Hamburg /Jade Irgendwann im Laufe einer jeden 70er-Jahre-Party kommt der Moment, da alle, wirklich alle durchdrehen und zur imaginären Hammond-Orgel greifen. Es ist der Moment, in dem „How The Gipsy Was Born“ aufgelegt wird. 8:50 Minuten lang darf dann jeder Partygast sinnieren, wie toll diese tonnenschwere, orgellastige Bluesnummer doch klingt, obwohl sie von 1971 stammt. Wie lange das her ist. Wie alt man selbst inzwischen geworden ist. Nur die Interpretin des Songs, die scheint dauerhaft jung zu bleiben.

Breites Repertoire

Dabei wird, man mag es kaum glauben, die „Gipsy“-Sängerin Inga Rumpf am 2. August runde 70 Jahre alt. Jaja, auch die Hamburgerin mit aktuellem Wohnsitz Wesermarsch schreitet auf der Zeitlinie voran, doch in und mit ihrer Musik wirkt sie ebenso alterslos wie würdevoll.

50 Jahre auf der Bühne und im Studio haben ihr große Erfolge beschert und auch Zeiten, in denen Inga Rumpf als Kassengift gehandelt wurde. Beides – Hochs wie Tiefs – hat ihre Musik geprägt, weshalb vom 1971er Dauerhit „Gipsy“ hin zum orgelfeinen „Lazy“ aus dem Jahr 2014 viele Parallelen sichtbar sind. Aber mindestens ebenso viel ist ganz anders, ganz neu.

Inga Rumpf hat ihre Karriere stets dazu genutzt, ihre (populärmusikalische) Zeit mitzuprägen. Die Tochter eines Seemanns und einer Schneiderin wuchs im Hamburger Stadtteil St. Georg auf und war mit einer Stimme gesegnet, die große Chöre dominieren konnte und harte Lederrocker weich werden ließ. „Damit kann man Geld verdienen“, erkannte sie früh, mehr als in ihrem Lehrberuf Dekorateurin.

Dazu hatte sie das Glück, ins Pop-Zeitalter der 1960er hineinzuwachsen. Und mit den vielen neuen Klängen, die es plötzlich gab, wusste Inga Rumpf bestens umzugehen: Zuerst mit poppiger Folklore bei den City Preachers (1965–1970), dann als fulminante Rock- und Bluessängerin von Frumpy (1970/71) und Atlantis (1972–1975), was ihre Popularität endgültig begründete und festigte.

Später mied sie das starre Gruppenkonzept, feiert seitdem (und bis heute) Triumphe als eine Solokünstlerin, die auch ihre heimliche Liebe öffentlich macht: Gospel und Jazz.

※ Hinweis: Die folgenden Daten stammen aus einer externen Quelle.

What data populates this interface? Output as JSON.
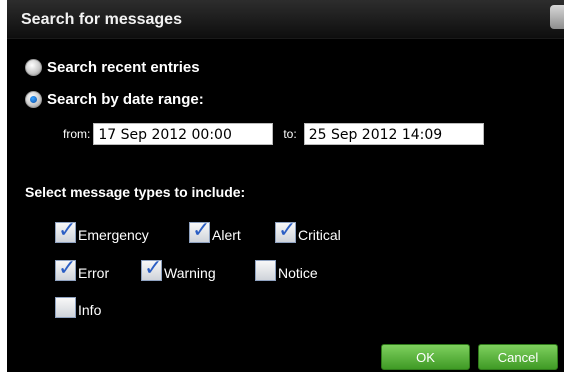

Selten, wenn überhaupt, hat eine Sängerin aus Deutschland eine Breite in ihrem Repertoire erreicht wie die Hamburgerin. Wobei sie in jeder Stilart authentisch ist, unverwechselbar und typisch. Inga Rumpf lässt sich von Gefühlen leiten, wenn sie ein Programm zusammenstellt. Viel hänge dabei von der aktuellen Lebenssituation ab, sagte sie vor Kurzem, „man möchte nicht mehr immer laut sein, sondern auch mal still“. Nicht zuletzt seien Blues und Gospel ohnehin Basis für alle Arten Musik bis hin zu Rock, Pop oder Jazz.

Über 50 Solo-Alben

Offen für andere Einflüsse zu sein und dennoch ihre Eigenart zu bewahren: Dieser Spagat ist der Frau, die rund 1000 Lieder selbst (oder mit dem Organisten Jean-Jacques Kravetz) komponiert hat, in ihrer langen Showlaufbahn meist gelungen.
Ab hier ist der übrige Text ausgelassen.